From initial research it looks like this is possible just not sure the best way.

Currently have a standard ssl from network solutions installed on the exchange 2007 client access server and that cert was exported to our TMG2010 server in our DMZ to handle external OWA/EAS request.

Can I just buy another SSL cert with our new domain name and install it to our client access server and export to our TMG2010 server? keeping both domain names functional?

Should I delete our current SSL cert and buy a SAN cert that includes both old and new domain names and install it on our client access server/export to our TMG2010 server?

any ideas suggestions? thanks in advance for any help...
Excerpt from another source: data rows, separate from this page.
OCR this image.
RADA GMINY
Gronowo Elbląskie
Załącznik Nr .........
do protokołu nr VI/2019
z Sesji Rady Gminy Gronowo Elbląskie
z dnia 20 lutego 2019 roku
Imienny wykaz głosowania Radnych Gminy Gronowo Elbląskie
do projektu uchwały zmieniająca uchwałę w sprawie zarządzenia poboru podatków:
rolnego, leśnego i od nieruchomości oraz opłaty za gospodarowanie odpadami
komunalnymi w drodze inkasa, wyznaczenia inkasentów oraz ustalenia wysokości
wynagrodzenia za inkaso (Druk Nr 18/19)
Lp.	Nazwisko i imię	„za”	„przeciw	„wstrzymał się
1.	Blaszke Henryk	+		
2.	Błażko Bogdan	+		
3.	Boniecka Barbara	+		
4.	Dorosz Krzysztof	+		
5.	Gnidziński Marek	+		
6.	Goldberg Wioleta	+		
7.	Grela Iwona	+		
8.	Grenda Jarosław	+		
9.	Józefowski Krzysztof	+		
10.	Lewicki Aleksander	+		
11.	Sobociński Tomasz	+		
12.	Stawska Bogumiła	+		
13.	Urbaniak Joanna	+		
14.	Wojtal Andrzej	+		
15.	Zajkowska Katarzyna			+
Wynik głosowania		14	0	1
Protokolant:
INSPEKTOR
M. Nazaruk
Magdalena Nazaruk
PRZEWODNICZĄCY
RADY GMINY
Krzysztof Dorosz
Depending on its expiry date, it's could be cheaper and easer to have the existing certificate reissued with additional SANs.  These things work a lot better when you leave both domains in place during a transition period, and for a certificate that would mean for the life of the certificate since there is no need to remove SANs.  You'll need to add autodiscover.newdomain.com as a SAN in the certificate, and you'll probably want to add mail.newdomain.com (or whatever you use) as well.

just to be clear we won't be changing our AD domain name or anything just the web address the public and employees will use to reach our resources.

Is it OK to add SAN certificate that services 2 web domain names (ie www.oldcompany.com and www.newcompany.com) on one exchange 2007 client access server?

 Would I have to setup an additional IIS directory to handle the 2nd web domain name to handle OWA and EAS?

I just can't seem to find much documentation on how to have one exchange 2007 client access server answer owa and EAS requests for 2 different web urls  (ie www.oldcompany.com and www.newcompany.com)?

I strongly recommend using a CNAME (or A) record for a different name than the server name for access, such as owa.company.com or webmail.company.com.  If you do that, the minimum you need to put in the certificate is that name plus Autodiscover.company.com.  There is generally no requirement to put the server name in the certificate.  But there is also no restriction on doing so except when you have a local domain that isn't registered to you on the Internet because many certificate writers won't issue them with such domain names.

thanks Ed for your responses to my question. was able to get where we needed with a new SAN cert that included both domain names, installed SAN ssl cert on our CAS server, and exported that to our forefront tmg 2010 server, then on the forefront server just had to add the new domain name to the public names on that forefront 'listener'...

of course also had to add an a record for that new owa/eas public dns address for the new domain name...

cheers!!!

You're welcome, happy to have helped.  Please feel free to mark responses as helpful or the answer as appropriate.